Ne spat' (tidak tidur)

20 28 0
                                    

Apa yang akan kalian lakukan ketika mendapat pesan teror? Mengabaikannya, atau merasa takut seperti keenam orang yang berada di ruangan yang biasa di sebut kamar. Mereka semua tidak ada yang berani memejamkan mata, takut-takut kalau pembunuh Ola akan membunuh mereka ketika tidur.

Bahkan Adit dan Bima yang tadinya hanya ingin mampir sebebentar, ditahan oleh para gadis karena rasa takut yang menjalar. Jadilah mereka begadang bersama. Sekarang sudah pukul 3 pagi.

Indira menguap, ia benar-benar mengantuk namun takut menutup mata. Gwen, gadis itu memejamkan mata lelap seraya menyenderkan kepalanya pada bahu Adit, bau-bau asmara bisa tercium diantara keduanya.

Sedangkan Adit, Bima, Mala, Riska mereka benar-benar tidak bisa tidur.

"Stop liatin hp lo Ris". Mala jengah dengan Riska, sedari tadi menatap hp dan melirik pecahan kamera yang beberapa jam lalu dibanting dengan sekuat tenaga oleh Bima.

Riska hanya melirik sekilas, lalu mematikan hpnya.

"Mal, lo takut gak sih sama kejadian kemaren, ditambah sekarang kita dapat pesan teror gini?" Mala menatap Riska iba, Riska biasanya paling barbar diantara mereka. Tapi sekarang lihatlah perempuan itu seperti kehilangan hasrat untuk hidup.

"Jelas gue juga takut, Ris. Siapa yang gak terguncang coba setelah ngeliat mayat gak utuh kayak gitu? Gue yakin, nih dua kecebong juga takut". Adit, Bima mendelik tajam apa maksudnya dengan kecebong coba.

"Kalo kita berdua kecebong, terus lo apa Mal? Telor kodok? balas Bima tak terima, sedangkan Mala gadis itu hanya terkekeh kecil, ia sedang berusaha menghilangkan ketakutan dan kantuknya. Menghibur diri.

Riska menggelengkan kepala lelah dengan tingkah Bima yang tidak mau mengutarakan perasaanya pada Mala, dan lagi gadis itu tidak pernah peka. Kenapa dirinya dikelilingi orang-orang yang sedang kasmaran sih.

"Bukan telor kodok Bim, tapi emaknya kodok, terus lo bapaknya, hahahaha". Tawa Adit mendominasi. "Kenapa jadi bahas kodok sih?" padahal Mala cuma menyebutkan kecebong kenapa pembahasannya jadi jauh banget.

"Kan lo duluan yang bahas kecebong maemunah!" balas Adit disela-sela tawanya.

"Lo, lo dan lo, stres semua". Tunjuk Riska pada ketiganya, lalu ketiganya tertawa mendengar respon itu." Nah gitu dong Ris, barbar lagi. Takut gue ngeliat lo parno mulu, kayak bukan Rwiskwa Buanget gitoh." Pungkas Mala mendramatisir, disusul gelak tawa.

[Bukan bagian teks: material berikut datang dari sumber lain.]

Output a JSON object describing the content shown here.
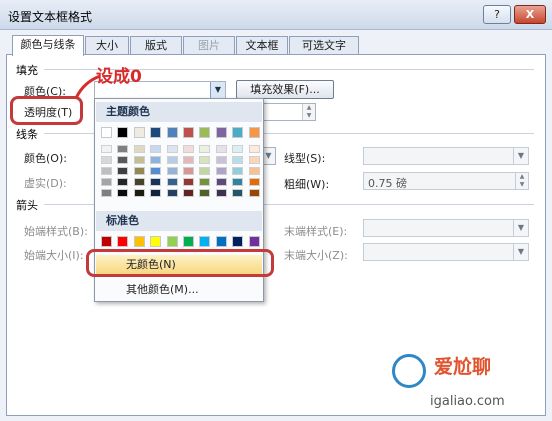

"Sekarang bukan waktunya becanda Mal, salah satu teman kita meninggal, dan kalian masih bisa becanda?"

Mala menghentikan tawa, menepuk bahu sahabatnya itu, "gue juga tau Ris, gue gak buta pas ngeliat mayat Ola, pembunuhnya benar-benar psycho. Dan gue takut, otak gue terus berpikir gimana kalo korban selanjutnya adalah gue? Gue gak bisa bayangin rasa sakitnya gimana?"

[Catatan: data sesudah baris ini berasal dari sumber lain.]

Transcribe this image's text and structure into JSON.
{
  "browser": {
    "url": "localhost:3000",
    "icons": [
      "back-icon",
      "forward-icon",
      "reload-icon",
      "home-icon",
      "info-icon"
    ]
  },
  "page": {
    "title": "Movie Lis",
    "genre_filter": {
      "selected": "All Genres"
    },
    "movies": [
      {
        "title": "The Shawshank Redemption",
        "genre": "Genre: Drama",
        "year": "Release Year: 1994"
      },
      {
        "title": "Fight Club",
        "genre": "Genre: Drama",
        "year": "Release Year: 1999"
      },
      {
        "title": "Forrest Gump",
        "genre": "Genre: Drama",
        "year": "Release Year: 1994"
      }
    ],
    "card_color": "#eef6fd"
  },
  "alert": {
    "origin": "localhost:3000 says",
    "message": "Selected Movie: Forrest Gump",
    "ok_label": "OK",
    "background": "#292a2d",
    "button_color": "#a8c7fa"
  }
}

Ruangan itu kembali hening, mereka menundukkan kepala, tak ada yang berani berkomentar setelah mendengar kalimat Mala. Tidak dapat dipungkiri bahwa kenyataannya mereka semua memang takut. Apalagi, mengingat mayat Ola dalam keadaan tidak utuh menambah rasa takut mereka.

~

Paginya ketika keenam manusia itu sampai di kampus, ternyata berita tentang kematian Ola sudah menyebar dengan cepat, bahkan ada beberapa foto yang di ambil dengan kamera ponsel disebarkan pada grup chatt fakultas masing-masing.

"Siapa sih yang nyebarin fotonya?" Indira menatap room chatt fakultasnya. Merasa mual melihatnya, Indira mematikan hp.

"Orang gila mana lagi yang berani nyebarin informasi begini?" Tanya Riska kesal, masalahnya, kejadian ini terjadi di apartement miliknya, jelas dia akan ikut jadi buah bibir warga kampus. Dia tidak mau image dirinya semakin buruk.